Witty also acknowledged that the company paid a $22 million ransom to the attackers, stating that “the decision to pay a ransom was mine. This was one of the hardest decisions I have ever made.”
The FBI and other authorities are investigating the hack.
UnitedHealth has been criticized for being cagey about the details of the attack.
“You have been all over the place in terms of personal responsibility,” Mr. Wyden told Mr. Witty. “You have consistently downplayed your role in all of this.”
Wyden said UnitedHealth failed to apply the most basic type of cybersecurity measure: so-called multi-factor authentication.
Witty said that as of Wednesday, all of UnitedHealth's “external-facing systems” were implementing that form of authentication. The company has also brought in outside groups to perform additional scans of the company's technology, he added, and has hired Mandiant, a cybersecurity firm, as a consultant.
“These are some basic things that have been missed,” said Senator Thom Tillis, Republican of North Carolina, holding up a copy of the book “Hacking for Dummies.”
The hearing gave Witty the chance to offer a more detailed timeline of the hack and the response to it.
Cybercriminals gained access to Change's systems on February 12, nine days before UnitedHealth realized it needed to shut them down.

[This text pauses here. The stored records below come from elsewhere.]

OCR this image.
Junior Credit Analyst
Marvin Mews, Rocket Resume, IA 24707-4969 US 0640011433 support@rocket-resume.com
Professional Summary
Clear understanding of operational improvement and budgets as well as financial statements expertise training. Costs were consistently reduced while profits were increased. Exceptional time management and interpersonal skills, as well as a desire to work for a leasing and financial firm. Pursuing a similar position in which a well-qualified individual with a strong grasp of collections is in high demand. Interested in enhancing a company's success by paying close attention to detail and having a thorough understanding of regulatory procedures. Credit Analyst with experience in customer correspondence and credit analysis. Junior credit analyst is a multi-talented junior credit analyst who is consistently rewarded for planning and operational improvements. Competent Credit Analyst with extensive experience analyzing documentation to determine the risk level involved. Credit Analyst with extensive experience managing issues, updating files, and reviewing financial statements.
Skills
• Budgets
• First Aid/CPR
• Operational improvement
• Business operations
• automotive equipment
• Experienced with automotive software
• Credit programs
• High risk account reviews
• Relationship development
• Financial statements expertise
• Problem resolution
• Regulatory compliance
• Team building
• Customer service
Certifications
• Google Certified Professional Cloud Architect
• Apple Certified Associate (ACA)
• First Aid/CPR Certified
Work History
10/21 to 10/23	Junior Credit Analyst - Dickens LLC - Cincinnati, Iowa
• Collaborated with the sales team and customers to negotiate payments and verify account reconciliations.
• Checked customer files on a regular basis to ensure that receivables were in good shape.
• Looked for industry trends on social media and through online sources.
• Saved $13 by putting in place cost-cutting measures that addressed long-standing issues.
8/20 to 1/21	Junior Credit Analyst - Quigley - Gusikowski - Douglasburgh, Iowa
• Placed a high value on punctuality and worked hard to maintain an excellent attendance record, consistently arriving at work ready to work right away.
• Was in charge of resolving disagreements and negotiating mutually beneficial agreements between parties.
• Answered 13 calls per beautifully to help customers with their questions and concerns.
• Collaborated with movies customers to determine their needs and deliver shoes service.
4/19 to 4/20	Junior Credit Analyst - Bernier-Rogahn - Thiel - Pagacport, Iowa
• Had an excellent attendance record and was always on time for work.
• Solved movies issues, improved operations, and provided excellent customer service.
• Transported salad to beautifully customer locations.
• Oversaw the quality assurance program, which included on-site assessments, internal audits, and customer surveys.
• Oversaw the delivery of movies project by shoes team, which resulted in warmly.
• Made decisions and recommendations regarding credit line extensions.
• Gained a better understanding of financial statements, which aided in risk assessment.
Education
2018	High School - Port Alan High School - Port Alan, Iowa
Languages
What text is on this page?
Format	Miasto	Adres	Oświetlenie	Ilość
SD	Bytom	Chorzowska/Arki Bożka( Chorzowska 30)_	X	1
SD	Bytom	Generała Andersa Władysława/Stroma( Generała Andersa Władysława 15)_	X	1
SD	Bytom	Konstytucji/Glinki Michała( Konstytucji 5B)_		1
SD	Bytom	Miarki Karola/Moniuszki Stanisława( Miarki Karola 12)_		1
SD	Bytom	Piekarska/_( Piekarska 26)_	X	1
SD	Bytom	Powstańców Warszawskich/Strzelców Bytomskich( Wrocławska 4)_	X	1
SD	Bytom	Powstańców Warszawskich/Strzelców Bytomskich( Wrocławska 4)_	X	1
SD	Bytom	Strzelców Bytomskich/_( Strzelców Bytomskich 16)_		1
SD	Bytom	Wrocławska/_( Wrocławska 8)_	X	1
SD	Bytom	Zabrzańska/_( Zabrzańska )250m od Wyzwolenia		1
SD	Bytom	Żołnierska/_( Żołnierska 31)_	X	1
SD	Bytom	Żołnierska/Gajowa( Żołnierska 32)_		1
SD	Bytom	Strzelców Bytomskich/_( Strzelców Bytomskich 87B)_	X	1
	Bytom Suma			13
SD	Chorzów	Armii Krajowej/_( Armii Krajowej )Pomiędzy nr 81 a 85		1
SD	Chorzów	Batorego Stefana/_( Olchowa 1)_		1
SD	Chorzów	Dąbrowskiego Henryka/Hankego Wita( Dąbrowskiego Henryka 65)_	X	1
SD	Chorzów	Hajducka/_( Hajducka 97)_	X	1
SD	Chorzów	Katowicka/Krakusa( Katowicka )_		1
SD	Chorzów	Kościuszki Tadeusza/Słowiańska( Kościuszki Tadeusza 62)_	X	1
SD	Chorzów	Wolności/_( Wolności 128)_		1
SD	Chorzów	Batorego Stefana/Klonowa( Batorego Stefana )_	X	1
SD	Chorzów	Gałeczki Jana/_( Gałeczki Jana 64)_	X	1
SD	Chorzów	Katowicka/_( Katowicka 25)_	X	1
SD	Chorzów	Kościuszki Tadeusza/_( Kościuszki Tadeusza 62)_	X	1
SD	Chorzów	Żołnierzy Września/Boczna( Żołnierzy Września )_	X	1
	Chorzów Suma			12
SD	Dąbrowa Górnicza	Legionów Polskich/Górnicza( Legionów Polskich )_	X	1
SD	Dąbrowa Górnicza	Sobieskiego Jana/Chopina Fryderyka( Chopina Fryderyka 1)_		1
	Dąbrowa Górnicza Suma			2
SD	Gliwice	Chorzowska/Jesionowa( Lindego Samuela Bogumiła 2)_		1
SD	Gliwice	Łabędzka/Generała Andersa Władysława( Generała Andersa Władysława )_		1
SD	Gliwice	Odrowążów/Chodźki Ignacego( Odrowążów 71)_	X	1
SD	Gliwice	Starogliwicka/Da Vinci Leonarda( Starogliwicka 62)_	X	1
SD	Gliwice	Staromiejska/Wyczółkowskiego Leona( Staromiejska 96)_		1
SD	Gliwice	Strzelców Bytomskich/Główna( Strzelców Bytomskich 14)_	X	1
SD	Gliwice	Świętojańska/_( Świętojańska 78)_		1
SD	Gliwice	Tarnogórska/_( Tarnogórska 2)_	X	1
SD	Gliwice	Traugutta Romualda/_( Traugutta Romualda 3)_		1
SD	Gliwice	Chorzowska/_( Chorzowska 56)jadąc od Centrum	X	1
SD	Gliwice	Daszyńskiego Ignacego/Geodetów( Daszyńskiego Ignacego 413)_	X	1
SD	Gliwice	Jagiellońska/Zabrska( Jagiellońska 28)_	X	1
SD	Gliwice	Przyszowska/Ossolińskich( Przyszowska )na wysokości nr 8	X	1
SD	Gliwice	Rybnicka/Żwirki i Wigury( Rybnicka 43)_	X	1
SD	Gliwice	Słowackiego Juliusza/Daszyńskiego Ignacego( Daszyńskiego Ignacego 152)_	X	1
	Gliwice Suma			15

Mr. Witty stressed that the company quickly prevented the attack from spreading beyond Change to its parent company or its other units, such as Optum or the health insurer. “We limited the scope of the explosion to the Change only,” he said.
Witty also argued that the health system's vulnerability to hacks goes far beyond United, which he said only cancels an intrusion attempt every 70 seconds. He said that because United acquired the Change system only 18 months ago, it was unable to completely revamp Change's “legacy technologies” that made it vulnerable to hacking.
Mr. Witty said elsewhere in the hearing that he sympathized with providers who were reluctant to use Change again.
“The reason the recovery took longer than you might expect is that we literally rebuilt this platform from scratch, so we can reassure people that there are no elements of the old environment attached within the new technology” , he has declared.
United's 2022 acquisition of the Change network has been seen by some senators as an example of mass consolidation in the healthcare industry. The Justice Department, which oversees health insurers, tried to block United's purchase of Change but failed to convince a federal judge that the deal was anticompetitive.
Senator Elizabeth Warren, Democrat of Massachusetts, called UnitedHealth “a monopoly on steroids,” noting more than once that it is the 11th largest company in the world.
He accused United of taking advantage of the chaos created by the hack to acquire even more medical practices, saying it now oversees one in 10 of the nation's doctors.
Mr Witty disputed his claims, pointing to the sectors in which United did not operate. “Despite our size, we don't own hospitals or drug manufacturers in America,” he said.